Maa Markama Temple located at Bissam Cuttack village of Rayagada district is a place of tourist interest. It is the only shrine (Shakti Peethas) of Devi Maa Markama and Maa karkama in the Indian state of Odisha. The temple of Maa Karkama (believed to be the sister of Maa Markama) is situated next to the temple of Maa Markama. The legend says that the Devi is being worshiped for centuries. However, the temple was constructed in the recent past. 

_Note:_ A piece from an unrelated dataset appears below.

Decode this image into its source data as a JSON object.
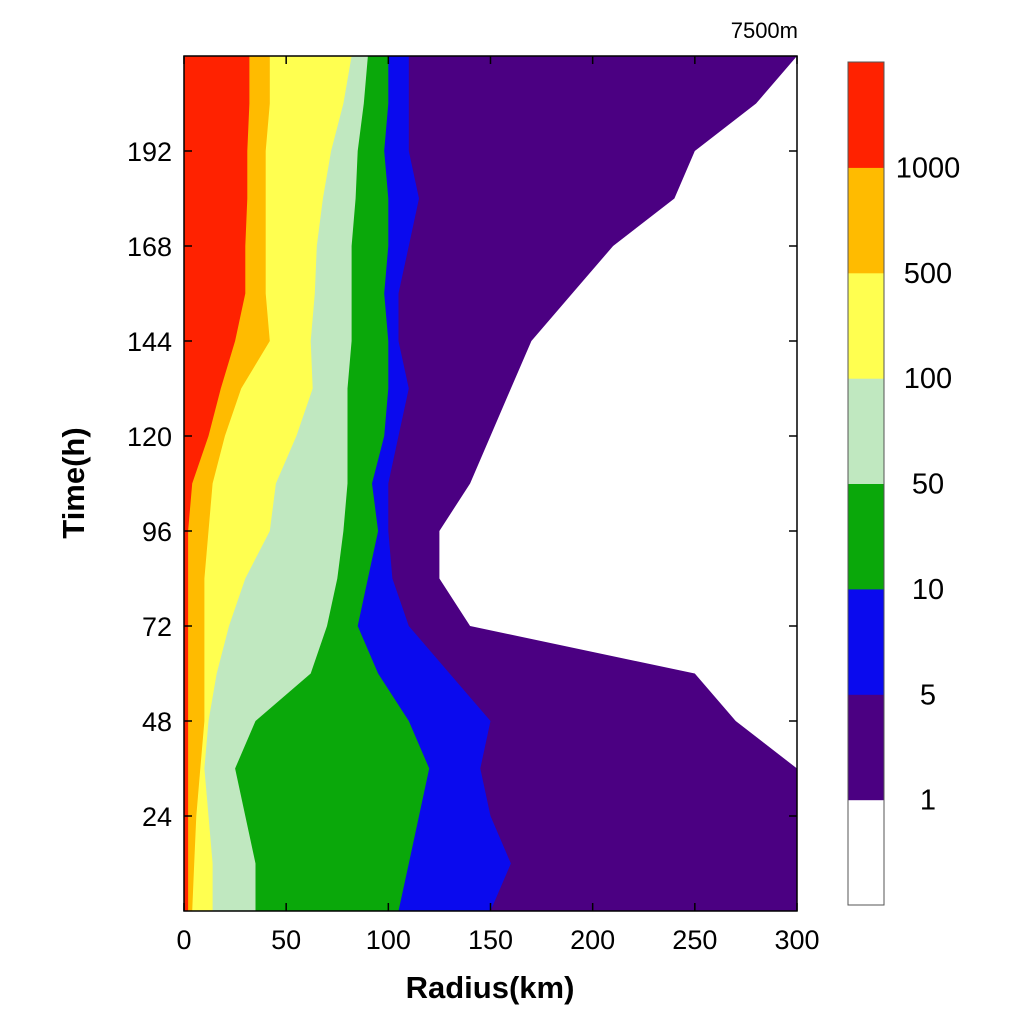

A junior college and a university college in Bissam Cuttack are named after Maa Markama. The temple is one of the places of tourist attractions in Rayagada district.  Dussehra and chaitra Paraba are celebrated every year at the temple. The nearest rail head is Chatikona, which is 7 km (4.34 miles) from Bissam Cuttack.

History

As per historical references,  Kalahambir, the king of SURYA dynasty (Suryavansi) ruled Bissam cuttack and Devi Maa Markama was the Ishtadevi of the royal family. The ritual of human sacrifice was prevalent here and was stopped during the British rule. Yet the ritual of buffalo sacrifice continued, which was stopped by the then Regional officer Shri Gadhadhar Mishro(01.07.1953-19.03.1955). The mention of Devi Maa Markama can also be found in the CHANDI PURANA of Sarala Dash and also in BATA ABAKASH of Matta Balarama Dash. The Devi has been mentioned as Utkaleeya (Oriya for "of Odisha") jogini in mythological books. Several legends say that Devi Markama helped the King of Bissam Cuttack during a war by mesmerizing the enemy soldiers.